Tuesday, 10 de December de 2024 ISSN 1519-7670 - Ano 24 - nº 1317

A volta de Dona Benta

AUTORES & LIVROS

Deonísio da Silva

Depois da Bíblia, este livro de receitas culinárias já foi o mais vendido no Brasil em várias décadas. Antes de narrativas esotéricas ou mágicas, sobrepondo-se a documentos políticos e superando romances de larga aceitação, Dona Benta chegou a mais de um milhão de exemplares.

A revista Veja desta semana dedica-lhe quase duas páginas, não na seção de livros, mas na de comida. O título é Dona Benta sem rugas. O texto de Bel Moherdaui adota um tom leve e informativo, bem ao gosto do leitor interessado nas linhas gerais de um livro.

A autora diz que o historiador de gastronomia Ricardo Maranhão (professor da PUC de São Paulo) exagera ao dizer que “até os anos 70, ninguém cozinhava no Brasil sem ter o Dona Benta por perto”. Mas é um exagero que soa a figura de linguagem que expressa a ternura e a receptividade com que o livro foi acolhido de geração em geração.

As atuais 1.120 páginas que levam o livro a pesar 2,5 quilos custam R$ 80 e trazem mais de 1.500 receitas, duas centenas delas até então inéditas. A edição é da Companhia Editora Nacional, cuja diretora de projetos, Beatriz Yunes Guarita, brinca: “na capa, fizemos um lifting no rosto da velhinha”.

As receitas são populares. Há trinta delas de pratos em que o arroz domina absoluto e apenas cinco de risotos.

Apesar de algumas exclusões indispensáveis ? mudaram, não apenas alguns ingredientes, mas também evoluíram certas designações que lhe eram próprias ? o livro mantém o sabor narrativo das antigas explicações, de que é exemplo o trecho transcrito, que ensina como matar um peru:

“Pouco antes de matar o peru, dê-lhe, às colheradas, um bom copo de pinga e, quando ele ficar bem bêbado, caído, mate-o”. Quantos poderão fazer isso hoje, depois de consultar esta 75? edição? O peru chega aos lares devidamente congelado e nenhuma aguardente haverá de aquecê-lo. A pobre ave chega morta e sabe-se lá como foi dolorosa a triste hora de sua partida. Os vegetarianos não deixam de alertar-nos para a violência que praticamos contra aves e animais.

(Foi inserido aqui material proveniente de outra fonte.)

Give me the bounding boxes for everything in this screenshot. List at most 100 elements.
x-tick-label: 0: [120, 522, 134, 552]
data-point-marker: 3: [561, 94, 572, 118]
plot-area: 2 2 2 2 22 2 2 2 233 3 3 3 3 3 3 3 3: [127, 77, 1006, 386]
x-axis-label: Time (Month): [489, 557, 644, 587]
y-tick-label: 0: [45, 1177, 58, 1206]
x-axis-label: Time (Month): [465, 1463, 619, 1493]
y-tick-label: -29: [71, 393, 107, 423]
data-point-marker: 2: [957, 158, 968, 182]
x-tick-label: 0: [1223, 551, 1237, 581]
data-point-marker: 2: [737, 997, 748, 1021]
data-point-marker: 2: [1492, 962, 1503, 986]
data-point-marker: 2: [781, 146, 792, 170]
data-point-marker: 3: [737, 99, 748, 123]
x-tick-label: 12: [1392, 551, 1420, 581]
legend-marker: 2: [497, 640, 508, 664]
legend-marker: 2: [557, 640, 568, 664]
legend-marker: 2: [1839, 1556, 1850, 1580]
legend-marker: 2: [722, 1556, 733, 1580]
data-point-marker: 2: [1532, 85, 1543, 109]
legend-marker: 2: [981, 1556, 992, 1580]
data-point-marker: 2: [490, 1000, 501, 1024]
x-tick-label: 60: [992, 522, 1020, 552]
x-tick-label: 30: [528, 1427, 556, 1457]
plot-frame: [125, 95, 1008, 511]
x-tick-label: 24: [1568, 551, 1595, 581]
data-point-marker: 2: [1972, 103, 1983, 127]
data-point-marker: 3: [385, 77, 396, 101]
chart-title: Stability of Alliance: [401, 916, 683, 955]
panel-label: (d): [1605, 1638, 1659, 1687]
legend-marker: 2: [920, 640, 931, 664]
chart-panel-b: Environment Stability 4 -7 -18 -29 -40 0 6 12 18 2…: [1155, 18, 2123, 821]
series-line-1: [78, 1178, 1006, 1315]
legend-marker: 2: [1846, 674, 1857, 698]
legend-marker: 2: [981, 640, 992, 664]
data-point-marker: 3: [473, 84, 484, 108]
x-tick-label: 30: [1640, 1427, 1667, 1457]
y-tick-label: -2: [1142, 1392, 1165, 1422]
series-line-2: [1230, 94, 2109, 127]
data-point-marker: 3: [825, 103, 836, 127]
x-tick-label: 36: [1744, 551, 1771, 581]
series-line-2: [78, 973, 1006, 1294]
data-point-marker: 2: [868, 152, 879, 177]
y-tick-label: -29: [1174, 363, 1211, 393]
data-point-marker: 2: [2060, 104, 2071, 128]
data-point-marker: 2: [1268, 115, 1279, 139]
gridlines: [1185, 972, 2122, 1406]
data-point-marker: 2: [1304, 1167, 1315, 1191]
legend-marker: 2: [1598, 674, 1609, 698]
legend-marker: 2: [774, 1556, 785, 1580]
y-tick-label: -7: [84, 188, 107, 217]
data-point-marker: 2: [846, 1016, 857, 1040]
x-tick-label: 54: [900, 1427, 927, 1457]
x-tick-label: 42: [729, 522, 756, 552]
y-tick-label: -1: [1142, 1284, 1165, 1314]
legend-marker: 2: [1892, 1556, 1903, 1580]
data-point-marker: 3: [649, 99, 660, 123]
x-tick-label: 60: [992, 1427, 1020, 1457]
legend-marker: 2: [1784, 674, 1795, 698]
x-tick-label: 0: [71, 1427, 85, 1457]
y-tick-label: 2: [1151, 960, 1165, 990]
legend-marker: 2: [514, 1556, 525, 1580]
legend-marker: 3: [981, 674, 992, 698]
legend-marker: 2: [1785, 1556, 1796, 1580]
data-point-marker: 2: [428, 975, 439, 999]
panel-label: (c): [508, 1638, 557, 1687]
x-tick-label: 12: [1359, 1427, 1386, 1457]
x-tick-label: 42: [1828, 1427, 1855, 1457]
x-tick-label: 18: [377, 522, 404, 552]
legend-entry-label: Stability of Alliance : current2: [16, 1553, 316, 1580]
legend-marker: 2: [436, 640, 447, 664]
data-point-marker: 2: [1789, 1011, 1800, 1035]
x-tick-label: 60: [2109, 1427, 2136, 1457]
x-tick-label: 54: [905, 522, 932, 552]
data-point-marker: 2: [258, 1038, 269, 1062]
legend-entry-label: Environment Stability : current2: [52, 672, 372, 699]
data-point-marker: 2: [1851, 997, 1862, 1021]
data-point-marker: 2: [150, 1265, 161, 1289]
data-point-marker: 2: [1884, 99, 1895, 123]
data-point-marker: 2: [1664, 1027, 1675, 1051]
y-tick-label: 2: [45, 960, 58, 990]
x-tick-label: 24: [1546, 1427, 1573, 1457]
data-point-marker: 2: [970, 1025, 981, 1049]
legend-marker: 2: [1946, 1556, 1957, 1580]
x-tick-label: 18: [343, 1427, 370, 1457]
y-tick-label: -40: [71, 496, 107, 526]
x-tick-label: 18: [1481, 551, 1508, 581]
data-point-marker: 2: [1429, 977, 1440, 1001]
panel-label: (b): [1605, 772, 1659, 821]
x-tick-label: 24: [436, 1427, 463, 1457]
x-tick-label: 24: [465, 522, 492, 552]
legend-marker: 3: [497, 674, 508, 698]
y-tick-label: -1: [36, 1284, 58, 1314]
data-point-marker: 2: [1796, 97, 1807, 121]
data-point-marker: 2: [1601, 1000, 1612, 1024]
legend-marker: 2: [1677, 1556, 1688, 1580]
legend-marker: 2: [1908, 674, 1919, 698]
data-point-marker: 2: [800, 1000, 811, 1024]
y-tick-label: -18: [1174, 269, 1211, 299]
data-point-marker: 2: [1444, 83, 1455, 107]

Dona Benta sobreviveu ao forno de microondas e à panela de pressão. Suas receitas foram adaptadas, mas as suas grandes marcas continuam sendo as mesmas. São literárias. Dona Benta e Tia Nastácia estão presentes no imaginário de multidões de leitores, sobretudo daqueles que depois se tornaram também escritores e que mantiveram os olhos postos no exemplo de Monteiro Lobato, o criador dos tipos inesquecíveis do Sítio do Picapau Amarelo.

O melhor de livros na Veja desta semana estava em “comida”. Lembrei-me de algumas metáforas. “Devorar um livro” continua sendo sacada para designar o gosto por leitura. A revista já estava nas bancas quando o escritor Rubem Fonseca, devorado por multidões de leitores, no Brasil e no exterior, ganhou manchetes de vários jornais hispano-americanos ao receber o Prêmio Juan Rulfo e, surpreendentemente, falar na solenidade da entrega, ao lado do Prêmio Nobel Gabriel García Márquez. Fotografado de cabeça inteiramente raspada, ele ganhou a primeira página da Folha de S. Paulo no domingo.

Mas não deu tempo de figurar ao lado de Dona Benta ou de Harry Potter e a Ordem da Fênix, de J. K. Rowling, na tradução de Lia Wyler (Editora Rocco), a nova coqueluche literária do mundo.

Por uma dessas ironias da diagramação, ao lado desta última resenha, o escritor e jornalista Diogo Mainardi, com seu habitual e polêmico pessimismo, celebrado pela liderança de mensagens enviadas à revista, escreve sobre a propaganda política, “o maior problema do Brasil”, que no título virou “a maior praga brasileira”. Se não apenas os escritores brasileiros, mas os autores de um modo geral, pudessem invadir o latifúndio dos políticos na mídia, muitos livros alcançariam êxito semelhante ao de Dona Benta.